# Makarov



## oppie (Nov 27, 2006)

What do you think of a Makaraov for a CCW? I've seen a couple Russian and DDR models. Both in 9x18 and .380. Those who own them seem to like them. They look interesting. Anyone know about the particular ammo requirements?

Thanks!

Oppie


----------



## Revolver (Aug 26, 2006)

Stephen Camp has a couple of good articles on it:
http://www.hipowersandhandguns.com/makarov.htm
http://www.hipowersandhandguns.com/MakarovBersa.htm


----------



## oppie (Nov 27, 2006)

HI Revolver. Thanks for the links. I had thought that the only true Makarov's was either the Russian or E. German. Apparently I was mistaken. I'd love to here if any HGF members have anything hands-on experience. Thanks!

Merry Christmas.

Oppie


----------



## Baldy (Jun 21, 2006)

That's a real good tip Revolver gave you as Mr.Camp writes very good articles on guns. Think about joining their forum also as there is a lot of good info there too.


----------



## bh-il (Jan 23, 2007)

*Makarov for CCW*

I have an East German 1964 Makarov in 9X18, and it shoots point of aim and I have never had a FTF or FTE in over 1,500 rounds of both ball and Barnaul JHP. I have had several friends and my wife shoot it, and all really liked it.
Two police friends of mine bought Makarovs for backup guns.

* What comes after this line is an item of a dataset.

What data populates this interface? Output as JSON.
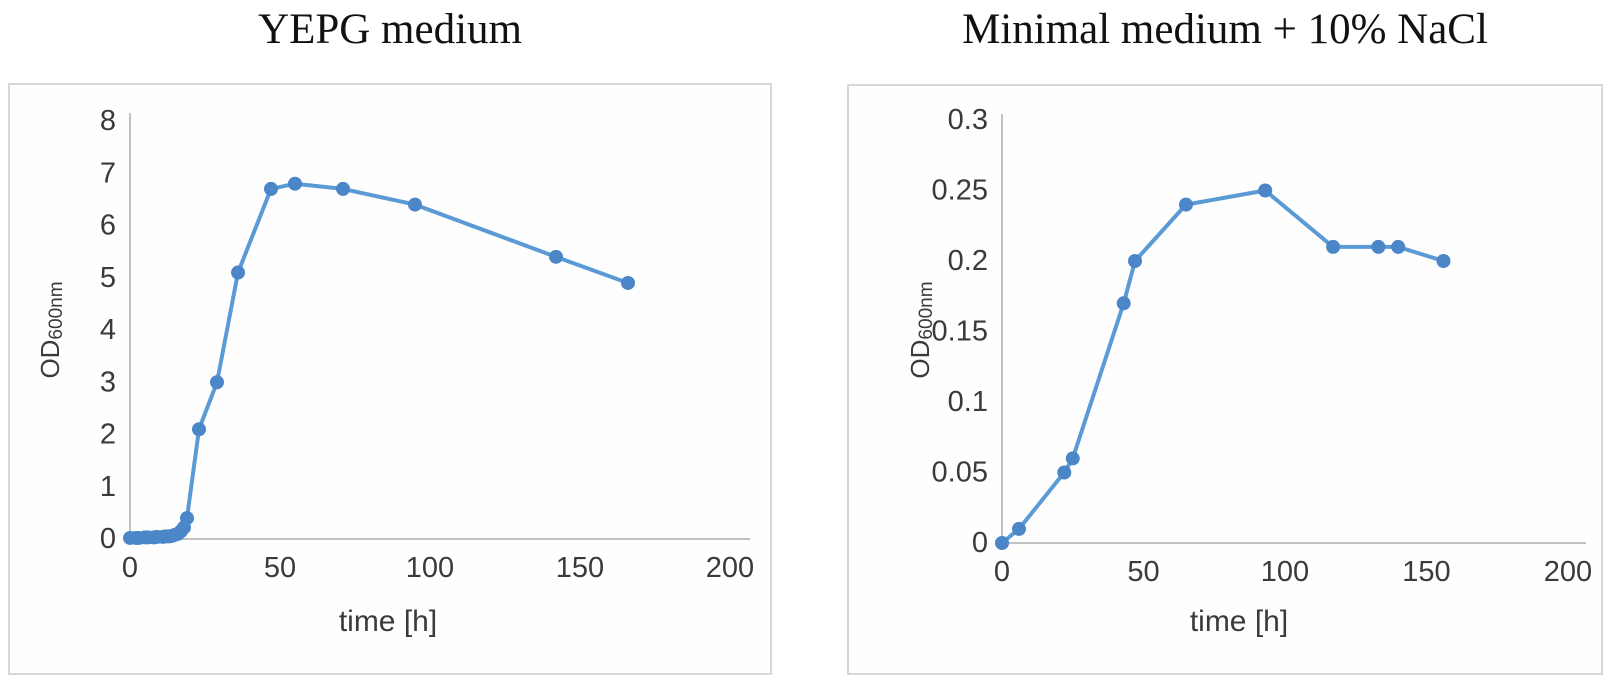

Just make sure you practice with it and make sure your particuliar gun likes what you are feeding it.

The East German and Bulgarian are usually considered the best and most reliable. Or you could try out the CZ's that fire the 9X18. I have heard great things about them from friends that have worked in that part of the world.
:smt1099


----------



## 9mmFan (Jan 11, 2007)

Oppie - I have a Bularian Makarov. I carry it about half of the time. I also have had no problems and shoots where you point it. The ammo is easy to find and usually costs $6.95 / 50 rounds.
The only thing I recommend is that you clean it EACH time you shoot it.

Here is link to Makarov forum

http://www.makarov.com

Message board button on left.


----------



## Maximo (May 26, 2006)

I have several friends with Makarovs and they all have nothing but good things to say about them. They are a little heavy for their size and capacity but accuracy and reliability are much more important and that they are.


----------